The FTC’s main complaint here is related to the software problem. Deere location limitations on its work programs. Deere only licenses their keys to authorized dealers, meaning farmers often don’t have to take their tractors to a simple third-party mechanic or fix the problem themselves. The suit wants John Deere to end its practice of limiting what its customers can use and making them available to outside suppliers.
Kyle Wiens is the CEO of consumer advocacy iFixit and a WIRED contributor who first wrote about John Deere’s repair-methods of disturbance in 2015. In an interview today, he saw how frustrated farmers are when they want to fix what’s gone wrong, and just follow Deere’s plan.
“When you have something that doesn’t work, if you’re 10 minutes from a store, it’s not a problem,” Wiens says. If the store is three hours away, which is the case for most farmers in the country, that is a big problem.
Another problem is that US copyright protection prevents anyone but John Deere from developing software that violates the restrictions the company has placed on its platform.
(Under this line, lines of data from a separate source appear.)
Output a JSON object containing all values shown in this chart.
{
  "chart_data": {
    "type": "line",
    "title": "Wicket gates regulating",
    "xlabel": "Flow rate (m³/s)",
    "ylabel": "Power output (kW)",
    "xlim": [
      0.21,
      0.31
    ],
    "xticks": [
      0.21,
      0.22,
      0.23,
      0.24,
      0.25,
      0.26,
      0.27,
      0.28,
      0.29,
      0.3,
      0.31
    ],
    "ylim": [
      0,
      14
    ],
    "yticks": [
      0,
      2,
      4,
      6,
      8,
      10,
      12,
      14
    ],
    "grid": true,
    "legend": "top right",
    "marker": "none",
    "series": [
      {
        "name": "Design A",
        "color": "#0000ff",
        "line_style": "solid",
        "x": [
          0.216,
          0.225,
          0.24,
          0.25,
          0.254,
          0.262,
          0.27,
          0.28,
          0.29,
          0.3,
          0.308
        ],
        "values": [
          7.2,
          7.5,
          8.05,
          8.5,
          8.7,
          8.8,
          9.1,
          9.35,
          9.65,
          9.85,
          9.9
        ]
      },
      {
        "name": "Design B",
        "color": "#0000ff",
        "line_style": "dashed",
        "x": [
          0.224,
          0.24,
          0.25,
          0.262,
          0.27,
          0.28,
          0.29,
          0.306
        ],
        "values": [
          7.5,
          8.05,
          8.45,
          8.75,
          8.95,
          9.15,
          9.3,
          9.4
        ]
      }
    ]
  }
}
Section 1201 of the Digital Millennium Copyright Act of 1998 makes it impossible for the public to legally challenge copyrighted technology. John Deere materials are subject to copyright law.
“Not only is it anti-competitive, it’s illegal to compete,” says Wiens.
Wiens says that although there have been a ten about push back against John Deere from farmers and promoters to fixcustomers who use the company’s machines did not see much benefit in either case.
“Things didn’t go well for the farmers,” says Wiens. “Although there has been a lot of noise about the right to organize in the past years, nothing has changed for the farmers on the ground.”
This suit against Deere, he thinks will be different.
“This has to be what it does,” says Wiens. “The FTC will not settle until John Deere develops the program. This is a step in the right direction.”
Deere’s reluctance to make its products readily available has angered many of its customers, and is often bipartisan. congressional support for reparability in agricultural areas. The FTC says John Deere violated it again laws It was issued by the state of Colorado in 2023 that they want agricultural tools sold in the government to make the working software available to the users.